Über den Stick in der Mittelkonsole switchen wir zwischen dem D- und B-Modus hin- und her. So lässt sich die Stärke der Energierückgewinnung vorwählen: im B-Modus maximal verzögernd, wenn man vom Fahrpedal geht, in D verzögerungsfrei segelnd. Hier lässt sich die Rekuperation mittels Wippen am Lenkrad dreistufig wählen. Bereits von Haus aus geht das 50er-Modell sehr effizient mit seiner verfügbaren Energie um. Hier hilft die Software im Hintergrund mit Systemen wie dem prädiktiven Effizienzassistenten, der Navidaten und Verkehrszeichen auswerten kann. Lässt man sich auf die Empfehlungen des Wagens ein, den Fuß vom Gaspedal zu nehmen (etwa wenn man sich einem Tempolimit nähert), so steuert das System Segeln und Rekuperieren quasi von selbst.

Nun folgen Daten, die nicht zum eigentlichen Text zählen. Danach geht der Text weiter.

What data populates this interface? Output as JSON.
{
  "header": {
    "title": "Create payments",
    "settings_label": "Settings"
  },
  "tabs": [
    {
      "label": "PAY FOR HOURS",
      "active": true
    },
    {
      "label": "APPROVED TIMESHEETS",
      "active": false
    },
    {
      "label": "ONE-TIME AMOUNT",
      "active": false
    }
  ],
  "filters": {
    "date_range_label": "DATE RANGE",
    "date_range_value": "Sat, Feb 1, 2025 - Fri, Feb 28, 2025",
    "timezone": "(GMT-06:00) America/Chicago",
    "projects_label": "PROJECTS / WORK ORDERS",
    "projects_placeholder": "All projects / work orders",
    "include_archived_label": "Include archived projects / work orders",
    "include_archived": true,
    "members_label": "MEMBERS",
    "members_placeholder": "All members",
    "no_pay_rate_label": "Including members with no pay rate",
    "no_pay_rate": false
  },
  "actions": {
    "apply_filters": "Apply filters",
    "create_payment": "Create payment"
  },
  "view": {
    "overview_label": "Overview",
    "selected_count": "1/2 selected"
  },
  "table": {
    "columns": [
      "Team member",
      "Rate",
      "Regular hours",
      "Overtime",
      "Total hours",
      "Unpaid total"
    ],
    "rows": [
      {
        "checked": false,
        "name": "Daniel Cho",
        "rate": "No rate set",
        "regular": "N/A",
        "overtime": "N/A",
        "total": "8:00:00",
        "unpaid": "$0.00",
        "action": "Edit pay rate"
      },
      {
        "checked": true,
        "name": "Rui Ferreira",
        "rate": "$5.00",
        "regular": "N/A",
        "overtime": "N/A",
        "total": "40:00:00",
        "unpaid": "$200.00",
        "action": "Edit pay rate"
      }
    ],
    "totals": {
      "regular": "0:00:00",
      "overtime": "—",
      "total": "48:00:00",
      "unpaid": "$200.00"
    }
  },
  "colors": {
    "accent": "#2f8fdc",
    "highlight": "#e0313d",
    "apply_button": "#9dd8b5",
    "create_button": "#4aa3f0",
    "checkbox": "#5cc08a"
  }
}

Erst bei einer Verzögerung mehr als 0,3 g greifen die vordere Radbremsen und die hinteren Trommelbremsen ein – begleitet von einem leicht schwammigem Pedalgefühl. Dies wird all jenen auffallen, die von konventionellen Verbrennermodellen kommen. Dessen ungeachtet lässt sich feststellen, dass der sportlichste Q4 Sportback trotz kleinerer Handicaps ein außerordentlich dynamisches Fahrverhalten an den Tag legt. Dank des Allradantriebes baut er mehr Seitenführungskräfte auf als die RWD-Modelle. Schließlich durchstromern wir flugs jede erdenkliche Kurvenkombination. Und das mit auffall end wenig Schlupf, da der intelligente Quattro-Antrieb die Momente blitzschnell der Fahrsituation anpassen kann.
Die Dynamik-Prüfung hat der performante Q4 ganz sicher bestanden – obwohl wir im Inneren gar keinen Sportsound oder ähnliches hören können. Mit der direkten, aber etwas von der Realität entkoppelten Lenkung gefällt das Audi-typische Fahrgefühl. Grundsätzlich liegt der Q4 für ein SUV richtig satt und wenig wankend auf der Straße, der tiefe Schwerpunkt und die gleichmäßige Achslastverteilung durch die zentrale Einbaulage der Hochvolt-Batterie helfen ungemein. Auch das hochwertige Fahrwerkslayout, bestehend aus McPherson-Vorderachse und Hinterradaufhängung in aufwändiger Vier-Lenker-Konstruktion, trägt seinen Teil dazu bei. Das gilt umso mehr bei Wahl des „Dynamikpaket Plus“ für 990 Euro, weil dann die wandlungsfähigen Adaptivdämpfer mit einziehen. Diese schaffen auf Knopfdruck (Audi Drive Select) unterschiedliche Fahrerlebnisse von sanft-streichelnd bis straff-hoppelnd. Vor allem im Comfort-Modus lässt sich dann vorzüglich und entspannt gleiten. Wieder ein Aha-Effekt: So schön ruhig und vibrationsarm kutschiert kein anderer Antrieb. Auch, weil die Beschleunigung so schön linear ist und kein Doppelkupplungsgetriebe die Gangwahl managen muss. Der Q4 hat nämlich nur eine Fahrstufe – das reicht auch.
Vollgepackt mit Hightech
Dank Sonderpaket „Edition One Geysirblau“ (8.290 Euro) samt Quasi-Vollausstattung besteht die Sensorik unseres Testwagen aus einem Frontradar, einer Frontkamera, vier Umfeldkameras, zwei Heckradaren und acht Ultraschallsensoren. Dies ermöglicht eine Vielzahl von elektronischen Helferlein. Wichtige Assistenzsysteme wie Audi Pre Sense, der Spurverlassenswarner und der Ausweichassistent sind Serie, optionale Systeme (in vier Pakete aufgeteilt) gipfeln im Adaptiven Fahrassistenten, der dem Travel Asisst von VW gleich kommt und automatisiertes Fahren nach Level 2 ermöglicht.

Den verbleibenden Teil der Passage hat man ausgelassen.